This week, the International Bar Association’s Human Rights Institute (IBAHRI) expressed concerns about the case brought against Taalaigul Toktakunova, a lawyer for the Ata-Meken opposition party, by the General Prosecutor of Kyrgyzstan. As 24.kg reported earlier this week, Toktakunova’s property was to be put up for auction in order to satisfy a court order for her and a colleague to pay a $146,888 (10 million Kyrgyz soms) in moral compensation for defaming then-President Almazbek Atambayev last year.
“The IBAHRI calls on the government of Kyrgyzstan to take all possible measures to ensure that lawyers can carry out their legitimate professional activities without fear of intimidation, harassment or interference, in accordance with international human rights standards,” said IBAHRI Co-Chair Ambassador (ret.) Hans Corell. “For the rule of law to prosper, it is essential that individuals in Kyrgyzstan, regardless of their political affiliations, be given equal access to legal representation, and that lawyers are not associated with their clients.”
IBAHRI, established in 1995 as an independent body within the International Bar Association, promotes human rights and the independence of the legal profession under a just rule of law around the world.
Toktakunova’s troubles relate back to her position as a lawyer for Ata-Meken, thus IBAHRI’s concern. It was in that capacity on March 1, 2017 — a few days after Ata-Meken’s leader, Omurbek Tekebayev was arrested — that Toktakunova and Kanatbek Aziz held a press conference. During the press conference, the lawyers alleged that he cargo of the plane which crashed at Manas International Airport in early January belonged to Atambayev. Toktakunova, RFE/RL reported, said that when Tekebayev was arrested he had been in possession of documents from Turkey’s security services supporting their allegation.
Atambayev took offense, and the two lawyers were charged with impugning the president’s honor.

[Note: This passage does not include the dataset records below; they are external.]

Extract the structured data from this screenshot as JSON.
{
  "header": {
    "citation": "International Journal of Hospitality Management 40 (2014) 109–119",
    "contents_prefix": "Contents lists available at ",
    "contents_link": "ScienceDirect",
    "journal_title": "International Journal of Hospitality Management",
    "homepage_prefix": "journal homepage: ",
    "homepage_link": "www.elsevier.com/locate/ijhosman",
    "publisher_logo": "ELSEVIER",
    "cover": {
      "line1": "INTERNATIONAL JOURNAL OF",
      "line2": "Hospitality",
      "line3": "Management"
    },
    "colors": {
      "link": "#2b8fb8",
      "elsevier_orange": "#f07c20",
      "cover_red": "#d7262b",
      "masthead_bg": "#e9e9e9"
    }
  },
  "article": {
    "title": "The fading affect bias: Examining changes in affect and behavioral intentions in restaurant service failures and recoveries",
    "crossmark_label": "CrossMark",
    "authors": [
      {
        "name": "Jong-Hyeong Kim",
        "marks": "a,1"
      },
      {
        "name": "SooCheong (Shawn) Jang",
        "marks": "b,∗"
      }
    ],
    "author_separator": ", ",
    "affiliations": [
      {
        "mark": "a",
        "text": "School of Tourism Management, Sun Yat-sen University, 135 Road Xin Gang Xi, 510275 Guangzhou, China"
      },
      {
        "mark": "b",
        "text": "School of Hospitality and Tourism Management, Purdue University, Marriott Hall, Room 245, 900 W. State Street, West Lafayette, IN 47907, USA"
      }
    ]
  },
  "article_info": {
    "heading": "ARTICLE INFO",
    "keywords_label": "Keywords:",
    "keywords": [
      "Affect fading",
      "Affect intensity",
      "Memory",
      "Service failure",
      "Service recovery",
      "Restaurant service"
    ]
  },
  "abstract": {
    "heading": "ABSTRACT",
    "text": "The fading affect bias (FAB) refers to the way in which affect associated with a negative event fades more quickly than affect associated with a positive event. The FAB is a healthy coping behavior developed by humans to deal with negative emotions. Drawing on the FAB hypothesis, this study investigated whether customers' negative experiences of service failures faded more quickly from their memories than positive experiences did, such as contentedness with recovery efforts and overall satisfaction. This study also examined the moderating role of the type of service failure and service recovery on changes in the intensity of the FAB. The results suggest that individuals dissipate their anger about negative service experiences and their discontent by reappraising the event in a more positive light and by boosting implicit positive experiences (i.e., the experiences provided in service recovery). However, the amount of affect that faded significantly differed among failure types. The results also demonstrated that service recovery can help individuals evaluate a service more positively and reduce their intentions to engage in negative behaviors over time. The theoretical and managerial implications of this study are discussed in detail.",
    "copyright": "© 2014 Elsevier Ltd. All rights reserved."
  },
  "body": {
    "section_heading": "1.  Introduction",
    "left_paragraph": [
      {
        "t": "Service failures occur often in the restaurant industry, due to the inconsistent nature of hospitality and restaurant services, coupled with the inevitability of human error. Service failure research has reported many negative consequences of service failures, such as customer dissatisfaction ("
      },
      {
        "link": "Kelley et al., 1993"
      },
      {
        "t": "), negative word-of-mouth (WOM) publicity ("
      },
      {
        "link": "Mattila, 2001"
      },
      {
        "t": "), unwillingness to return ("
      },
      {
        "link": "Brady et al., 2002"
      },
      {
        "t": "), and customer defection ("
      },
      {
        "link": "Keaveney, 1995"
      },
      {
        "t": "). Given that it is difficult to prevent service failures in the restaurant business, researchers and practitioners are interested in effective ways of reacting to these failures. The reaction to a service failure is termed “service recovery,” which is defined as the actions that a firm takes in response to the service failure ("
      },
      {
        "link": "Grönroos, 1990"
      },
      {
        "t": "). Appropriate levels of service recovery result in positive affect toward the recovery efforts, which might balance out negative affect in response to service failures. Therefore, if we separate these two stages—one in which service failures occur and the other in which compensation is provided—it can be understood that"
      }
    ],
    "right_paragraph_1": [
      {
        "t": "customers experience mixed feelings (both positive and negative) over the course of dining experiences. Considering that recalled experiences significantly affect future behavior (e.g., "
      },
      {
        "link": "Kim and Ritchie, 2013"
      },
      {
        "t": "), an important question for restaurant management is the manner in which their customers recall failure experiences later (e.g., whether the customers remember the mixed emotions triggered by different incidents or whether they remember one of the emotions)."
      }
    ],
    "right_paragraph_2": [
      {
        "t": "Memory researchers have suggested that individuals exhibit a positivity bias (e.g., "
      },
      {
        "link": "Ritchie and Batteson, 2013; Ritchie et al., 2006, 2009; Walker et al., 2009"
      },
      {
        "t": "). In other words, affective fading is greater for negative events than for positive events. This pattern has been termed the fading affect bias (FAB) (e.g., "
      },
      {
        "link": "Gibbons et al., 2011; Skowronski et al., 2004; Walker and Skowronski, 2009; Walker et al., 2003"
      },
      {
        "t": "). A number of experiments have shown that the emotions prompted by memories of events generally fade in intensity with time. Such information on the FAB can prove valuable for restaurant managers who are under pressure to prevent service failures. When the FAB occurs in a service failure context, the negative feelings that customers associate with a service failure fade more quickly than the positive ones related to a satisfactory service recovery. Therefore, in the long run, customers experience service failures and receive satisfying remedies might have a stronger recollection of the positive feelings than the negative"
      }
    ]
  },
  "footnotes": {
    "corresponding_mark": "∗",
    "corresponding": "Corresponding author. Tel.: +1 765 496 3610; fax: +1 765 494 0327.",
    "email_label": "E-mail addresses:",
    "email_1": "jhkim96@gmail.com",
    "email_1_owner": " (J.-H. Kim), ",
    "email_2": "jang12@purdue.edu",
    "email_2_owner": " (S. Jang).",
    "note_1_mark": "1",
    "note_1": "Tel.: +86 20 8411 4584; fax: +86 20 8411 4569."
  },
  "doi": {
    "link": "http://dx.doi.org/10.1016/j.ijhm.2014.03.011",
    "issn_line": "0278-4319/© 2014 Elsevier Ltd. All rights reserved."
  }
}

The press conference also landed a handful of media outlets in trouble. Although the suit against RFE/RL’s Kyrgyz-language service was withdrawn — after the organization’s president made a pilgrimage to Bishkek — suits against 24.kg and Zanoza.kg went ahead. The media organizations were punished for reporting the comments made by the Ata-Meken lawyers.
According to 24.kg Aziz, remarking on the Bishkek Court taking up the case, said, “[W]e didn’t take part in [the case] as a protest. With this judicial system it is clear how the judges work, especially if you are at suit with the president.”
In December 2017, the two lawyers faced a travel ban until they satisfied the court’s order and paid up.
Why the IBAHRI is only now weighing in — nearly a year after the case began — is unclear. It’s also nearly irrelevant. The powers-that-be in Kyrgyzstan have ignored international commentary on human rights and rule of law before.
IBAHRI’s other co-chair, former Australian Justice Michael Kirby, commented in the body’s press release, “The IBAHRI is concerned that the ruling against Ms Toktakunova is likely to be in violation of the United Nations Basic Principles on the Role of Lawyers that require states to ensure lawyers are able to perform their duties ‘without intimidation, hindrance, harassment or improper interference.’ We remind the Kyrgyzstan government and Supreme Court of their international obligation.”